Grabeni güneyden sınırlayan faylar, yaklaşık 85 km uzunlukta olup, batıda Hamzababa köyü (Turgutlu) ile
doğuda
Avşar köyü (Sarıgöl) arasında uzanır. Bu faylar, genel olarak D-B gidişli olup, eğim atımlı normal faylanma
karakteri sergilerler. Gökkaya – Akpınar arasında tipik olarak izlenebilen fay, batıda Armutlu’dan başlar,
doğuya doğru Ahletli-Salihli-Alaşehir-Sarıgöl’e kadar uzanır. Grabenin tabanına en yakın olan ve genç
alüvyonlar
ile daha yaşlı birimler arasında dokunak oluşturan fay 110 km uzunluktadır. Bu fay, deprem üreten diri fay
olarak nitelendirilebilir. Grabeni güneyden sınırlayan eğim atımlı normal faylar, güneyden kuzeye doğru
gençleşmektedir.
BÜYÜK MENDERES GRABENİ DİRİ FAYLARI:
Batı Anadolu’da Büyük Menderes nehrinin içinde, doğuda Denizli ile batıda Ortaklar arasında D-B uzanımlı
çöküntü
alanı, Büyük Menderes grabeni olarak adlandırılmıştır (Şaroğlu vd. 1987). Yaklaşık 140 km uzunluğunda olan
bu
çöküntü alanı, batıda Söke’ye doğru KD-GB, doğuda ise Honaz’a doğru KB-GD doğrultulu olarak yön değiştirir.
Bu
alanda yer alan faylar, eğim atımlı normal faylar olup, doğu ve batı uçlarında doğrultu atım bileşenlere
sahiptirler. Grabeni kuzeyden sunırlayan ve Ortaklar-Sarayköy arasında uzanan faylar, genel olarak D-B
gidişli
olup, birbirine paralel uzanan 10 km genişlikte bir zon oluşturmaktadır. Faylar, genellikle listrik
karakterde
eğim atımlı normal faylanmaya sahip olup, eğim açıları yer yer 30 derecenin altına kadar düşmektedir.

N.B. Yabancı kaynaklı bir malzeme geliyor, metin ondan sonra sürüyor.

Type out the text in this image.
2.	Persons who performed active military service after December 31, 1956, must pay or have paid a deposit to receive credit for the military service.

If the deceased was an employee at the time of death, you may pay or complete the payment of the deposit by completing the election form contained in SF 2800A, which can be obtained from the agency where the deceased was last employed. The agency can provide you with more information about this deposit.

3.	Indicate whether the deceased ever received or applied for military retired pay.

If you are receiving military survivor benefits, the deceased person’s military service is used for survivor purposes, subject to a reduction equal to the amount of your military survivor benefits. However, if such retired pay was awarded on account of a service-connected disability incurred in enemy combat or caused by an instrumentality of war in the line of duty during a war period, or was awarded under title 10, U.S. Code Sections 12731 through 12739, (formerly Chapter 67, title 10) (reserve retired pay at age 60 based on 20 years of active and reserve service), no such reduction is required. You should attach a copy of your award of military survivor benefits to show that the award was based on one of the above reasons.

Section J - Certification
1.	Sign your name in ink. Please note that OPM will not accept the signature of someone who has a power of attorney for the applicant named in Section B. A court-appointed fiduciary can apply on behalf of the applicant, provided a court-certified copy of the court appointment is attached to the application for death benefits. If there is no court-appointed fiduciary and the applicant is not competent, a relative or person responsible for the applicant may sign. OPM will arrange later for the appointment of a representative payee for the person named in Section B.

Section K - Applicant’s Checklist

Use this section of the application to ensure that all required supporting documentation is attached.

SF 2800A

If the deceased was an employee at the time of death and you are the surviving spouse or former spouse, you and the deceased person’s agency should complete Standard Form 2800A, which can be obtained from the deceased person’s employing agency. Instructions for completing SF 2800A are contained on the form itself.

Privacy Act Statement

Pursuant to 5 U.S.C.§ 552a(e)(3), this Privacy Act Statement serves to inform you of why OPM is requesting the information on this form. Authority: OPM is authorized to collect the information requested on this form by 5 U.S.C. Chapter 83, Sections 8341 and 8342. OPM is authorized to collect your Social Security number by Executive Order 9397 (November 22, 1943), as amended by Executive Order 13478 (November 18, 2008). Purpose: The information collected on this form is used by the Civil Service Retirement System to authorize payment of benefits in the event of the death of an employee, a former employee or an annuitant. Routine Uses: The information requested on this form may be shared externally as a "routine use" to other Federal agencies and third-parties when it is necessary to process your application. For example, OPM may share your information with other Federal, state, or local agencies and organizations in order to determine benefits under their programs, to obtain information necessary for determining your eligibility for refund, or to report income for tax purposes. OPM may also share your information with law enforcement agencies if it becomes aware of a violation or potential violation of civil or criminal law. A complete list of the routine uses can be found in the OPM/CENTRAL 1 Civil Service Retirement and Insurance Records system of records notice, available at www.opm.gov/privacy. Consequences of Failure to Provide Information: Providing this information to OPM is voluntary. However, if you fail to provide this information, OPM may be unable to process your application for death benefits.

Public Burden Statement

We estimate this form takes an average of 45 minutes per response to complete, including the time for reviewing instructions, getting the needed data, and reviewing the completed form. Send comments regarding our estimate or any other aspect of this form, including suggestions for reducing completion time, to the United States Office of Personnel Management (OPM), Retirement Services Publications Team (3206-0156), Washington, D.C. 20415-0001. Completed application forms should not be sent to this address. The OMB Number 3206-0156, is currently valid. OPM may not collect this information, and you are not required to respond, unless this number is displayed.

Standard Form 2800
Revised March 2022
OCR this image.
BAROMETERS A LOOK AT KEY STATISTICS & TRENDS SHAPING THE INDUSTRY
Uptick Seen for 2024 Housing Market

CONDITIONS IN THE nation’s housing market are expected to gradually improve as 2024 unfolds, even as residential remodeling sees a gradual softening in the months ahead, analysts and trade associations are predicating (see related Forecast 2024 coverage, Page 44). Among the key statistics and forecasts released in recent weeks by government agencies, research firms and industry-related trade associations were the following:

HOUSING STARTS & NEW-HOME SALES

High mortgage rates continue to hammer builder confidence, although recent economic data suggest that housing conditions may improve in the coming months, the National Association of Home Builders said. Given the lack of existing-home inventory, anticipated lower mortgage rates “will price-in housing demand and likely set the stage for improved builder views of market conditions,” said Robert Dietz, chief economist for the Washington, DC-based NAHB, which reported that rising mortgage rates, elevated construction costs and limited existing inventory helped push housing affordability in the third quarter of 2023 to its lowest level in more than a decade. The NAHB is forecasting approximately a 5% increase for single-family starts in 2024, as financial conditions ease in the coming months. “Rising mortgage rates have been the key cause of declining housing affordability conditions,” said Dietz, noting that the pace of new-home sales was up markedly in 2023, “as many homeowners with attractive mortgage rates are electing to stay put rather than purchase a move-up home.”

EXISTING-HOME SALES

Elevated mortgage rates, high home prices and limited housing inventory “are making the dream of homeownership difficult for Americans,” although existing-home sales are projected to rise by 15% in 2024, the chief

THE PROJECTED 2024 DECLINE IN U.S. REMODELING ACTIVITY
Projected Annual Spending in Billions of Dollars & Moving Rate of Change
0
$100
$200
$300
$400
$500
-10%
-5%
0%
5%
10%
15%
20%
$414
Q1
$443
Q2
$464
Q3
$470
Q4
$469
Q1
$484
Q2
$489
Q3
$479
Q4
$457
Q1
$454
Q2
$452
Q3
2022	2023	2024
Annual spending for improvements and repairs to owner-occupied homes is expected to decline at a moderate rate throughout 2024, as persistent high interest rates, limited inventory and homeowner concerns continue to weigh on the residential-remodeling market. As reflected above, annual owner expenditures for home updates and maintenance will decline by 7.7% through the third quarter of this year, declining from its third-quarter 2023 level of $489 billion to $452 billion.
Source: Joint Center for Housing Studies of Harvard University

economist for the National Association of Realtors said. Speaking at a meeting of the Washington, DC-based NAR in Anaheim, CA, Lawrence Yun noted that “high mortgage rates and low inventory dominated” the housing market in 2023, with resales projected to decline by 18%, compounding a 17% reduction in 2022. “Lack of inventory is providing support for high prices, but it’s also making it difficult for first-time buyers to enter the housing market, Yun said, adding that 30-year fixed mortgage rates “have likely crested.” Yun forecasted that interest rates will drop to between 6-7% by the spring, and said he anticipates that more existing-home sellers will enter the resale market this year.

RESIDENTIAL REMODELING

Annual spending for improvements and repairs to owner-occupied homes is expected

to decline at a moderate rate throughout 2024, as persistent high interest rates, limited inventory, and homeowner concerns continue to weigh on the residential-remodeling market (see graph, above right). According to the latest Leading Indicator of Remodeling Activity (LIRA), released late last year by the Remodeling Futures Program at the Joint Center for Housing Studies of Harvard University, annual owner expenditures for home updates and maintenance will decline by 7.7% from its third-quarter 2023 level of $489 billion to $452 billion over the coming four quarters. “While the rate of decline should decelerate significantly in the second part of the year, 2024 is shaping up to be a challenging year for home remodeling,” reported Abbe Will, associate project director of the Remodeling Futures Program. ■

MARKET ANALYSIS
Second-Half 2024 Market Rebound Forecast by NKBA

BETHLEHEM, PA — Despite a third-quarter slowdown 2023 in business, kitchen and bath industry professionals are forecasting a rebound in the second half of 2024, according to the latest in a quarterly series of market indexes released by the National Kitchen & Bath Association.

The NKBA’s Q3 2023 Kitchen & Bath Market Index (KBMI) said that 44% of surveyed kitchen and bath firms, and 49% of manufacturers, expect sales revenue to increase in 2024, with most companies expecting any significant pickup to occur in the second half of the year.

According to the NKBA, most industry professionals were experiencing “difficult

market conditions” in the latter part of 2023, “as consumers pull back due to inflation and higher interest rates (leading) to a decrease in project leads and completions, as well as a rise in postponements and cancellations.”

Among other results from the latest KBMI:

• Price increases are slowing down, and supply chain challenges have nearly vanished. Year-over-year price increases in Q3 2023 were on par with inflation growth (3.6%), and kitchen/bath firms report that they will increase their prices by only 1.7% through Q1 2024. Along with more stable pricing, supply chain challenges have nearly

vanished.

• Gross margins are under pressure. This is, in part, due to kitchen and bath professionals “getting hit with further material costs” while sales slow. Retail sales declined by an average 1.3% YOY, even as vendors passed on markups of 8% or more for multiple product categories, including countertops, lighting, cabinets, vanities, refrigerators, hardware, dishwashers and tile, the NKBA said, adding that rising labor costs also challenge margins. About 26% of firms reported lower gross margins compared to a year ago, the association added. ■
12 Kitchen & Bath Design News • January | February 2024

Germencik – İncirliova – Aydın arasında, Büyük Menderes grabeni, iki tarafı büyük faylarla sınırlı ve
içerisinde
birçok horst-graben yapısı olan bir çöküntü havzası şeklindedir. Grabeni kuzeyden sınırlayan faylar yanında,
bu
fayları kesen K-G gidişli atımları küçük doğrultu atımlı faylar da yer almaktadır. Grabenin doğu
ucunda,
Buldan – Honaz arasında yer alan faylar KB-GD gidişli olup, morfolojik olarak çok belirgindirler.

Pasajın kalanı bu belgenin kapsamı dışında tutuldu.